Archaeological surveys indicate that Gadara was occupied as early as the 7th century BC. The Greek historian, Polybius, described the region as being under Ptolemaic control at the time. The Seleucid ruler Antiochus III conquered it in 218 BC, naming the city Antiochia and Seleucia. In 63 BC, Pompey liberated Gadara and joined it to the Roman league of ten cities, the Decapolis.
Soon after, the fortunes of Gadara improved rapidly and building was undertaken on a large scale, carried out for the love of Pompey’s freed man Demetrius, who had been born there.
During these early years of Roman rule, the Nabataeans (with their capital in Petra), controlled the trade routes as far north as Damascus. Unhappy with the competition, Mark Anthony dispatched King Herod the Great to weaken the Nabataeans, who finally gave up their northern interest in 31 BC. In appreciation for his efforts, Rome rewarded Herod with Gadara.
The city reached its peak of prosperity in the 2nd century AD. New colonnaded streets, temples, theaters, and public baths sprouted. Meleagros compared Gadara with Athens, which testifies to the city’s status as a creative center of Hellenism in ancient Near East.
Christianity spread slowly among the inhabitants of Gadara. Starting from the 4th century, its bishop attended the ecclesiastical councils of Nicaea, Chaleedon and Ephesos. Despite his attendance, the city was no longer a seat of learning. During the 6th century, decline set in, and in 636 AD a decisive military clash between Byzantines and Arab Muslims took place not far from Gadara. There is no evidence, however, of widespread destruction in the city.
Umm Qais’s charm still lingers today. A large portion of the western Roman Theater has survived history’s upheavals. Vaulted passageway supports its rows of seats, built of hard basalt stones. A row of elaborately carved seats for dignitaries stand near the orchestra, and in the center was a large headless white marble statue of Tyche, goddess of fortune and of the city, now displayed at the local museum.
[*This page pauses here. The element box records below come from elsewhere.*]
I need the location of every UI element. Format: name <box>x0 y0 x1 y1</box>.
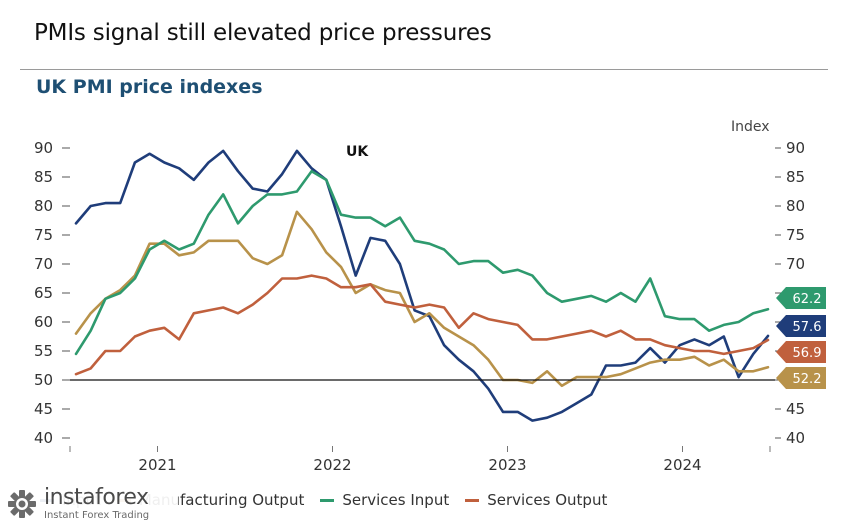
legend-label: Services Output <box>487 491 608 509</box>
legend-item-services-output: Services Output <box>465 491 607 509</box>
header-divider <box>20 69 828 70</box>
end-label-tag: 56.9 <box>776 341 826 363</box>
y-tick-label-left: 50 <box>34 371 53 389</box>
y-tick-label-left: 65 <box>34 284 53 302</box>
series-line-manufacturing-output <box>74 210 770 388</box>
y-tick-label-right: 85 <box>786 168 805 186</box>
y-tick-label-left: 80 <box>34 197 53 215</box>
end-label-value: 57.6 <box>793 320 822 335</box>
y-tick-label-left: 85 <box>34 168 53 186</box>
end-label-tag: 52.2 <box>776 367 826 389</box>
legend-label: Services Input <box>342 491 450 509</box>
end-label-shape <box>776 315 826 337</box>
y-tick-label-left: 40 <box>34 429 53 447</box>
y-tick-label-left: 55 <box>34 342 53 360</box>
end-label-value: 52.2 <box>793 372 822 387</box>
region-annotation: UK <box>346 144 369 160</box>
y-tick-label-left: 90 <box>34 139 53 157</box>
y-tick-label-left: 75 <box>34 226 53 244</box>
end-label-shape <box>776 341 826 363</box>
legend-swatch <box>465 498 480 502</box>
x-tick-label: 2021 <box>138 456 176 474</box>
end-label-tag: 57.6 <box>776 315 826 337</box>
instaforex-logo-icon <box>8 490 36 518</box>
y-tick-label-right: 90 <box>786 139 805 157</box>
x-tick-label: 2022 <box>313 456 351 474</box>
y-tick-label-right: 75 <box>786 226 805 244</box>
y-tick-label-left: 60 <box>34 313 53 331</box>
legend-swatch <box>320 498 335 502</box>
unit-label: Index <box>731 119 770 135</box>
end-label-shape <box>776 367 826 389</box>
y-tick-label-left: 70 <box>34 255 53 273</box>
series-line-services-input <box>74 169 770 356</box>
y-tick-label-right: 70 <box>786 255 805 273</box>
y-tick-label-right: 40 <box>786 429 805 447</box>
series-line-manufacturing-input <box>74 149 770 422</box>
end-label-tag: 62.2 <box>776 287 826 309</box>
x-tick-label: 2024 <box>663 456 701 474</box>
end-label-value: 56.9 <box>793 346 822 361</box>
series-line-services-output <box>74 274 770 376</box>
watermark-tagline: Instant Forex Trading <box>44 510 150 521</box>
y-tick-label-left: 45 <box>34 400 53 418</box>
x-tick-label: 2023 <box>488 456 526 474</box>
legend-label: Manufacturing Output <box>138 491 305 509</box>
end-label-value: 62.2 <box>793 292 822 307</box>
end-label-shape <box>776 287 826 309</box>
y-tick-label-right: 45 <box>786 400 805 418</box>
chart-title: UK PMI price indexes <box>36 76 263 98</box>
instaforex-watermark: instaforex Instant Forex Trading <box>6 484 178 524</box>
y-tick-label-right: 80 <box>786 197 805 215</box>
watermark-brand: instaforex <box>44 485 149 510</box>
legend-item-services-input: Services Input <box>320 491 449 509</box>
page-headline: PMIs signal still elevated price pressur… <box>34 20 492 46</box>
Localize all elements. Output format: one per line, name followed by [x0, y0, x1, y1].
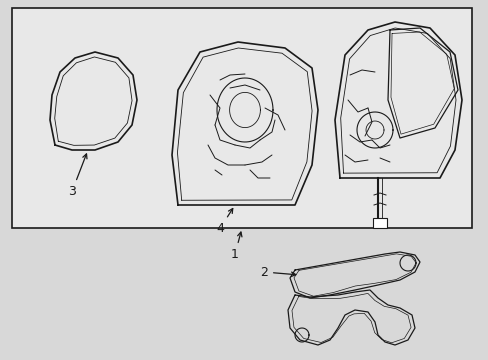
Text: 4: 4 — [216, 208, 232, 235]
Text: 2: 2 — [260, 266, 295, 279]
Bar — [12, 8, 471, 228]
Text: 1: 1 — [231, 232, 242, 261]
Text: 3: 3 — [68, 154, 87, 198]
Bar — [372, 218, 386, 228]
Across from the theater is the main colonnaded street (cardo), which was in all likelihood the town’s commercial center. Also, near the black basalt theater is the Terrace, which hosts a courtyard, a church and a basilica. Further west of the Terrace and along the east-west colonnaded street (decumanus), ruins of the Nymphaeum, a bath complex and a well-preserved Roman Mausoleum can be seen. After a few hundred meters one can barely make out remains of what was once a Hippodrome.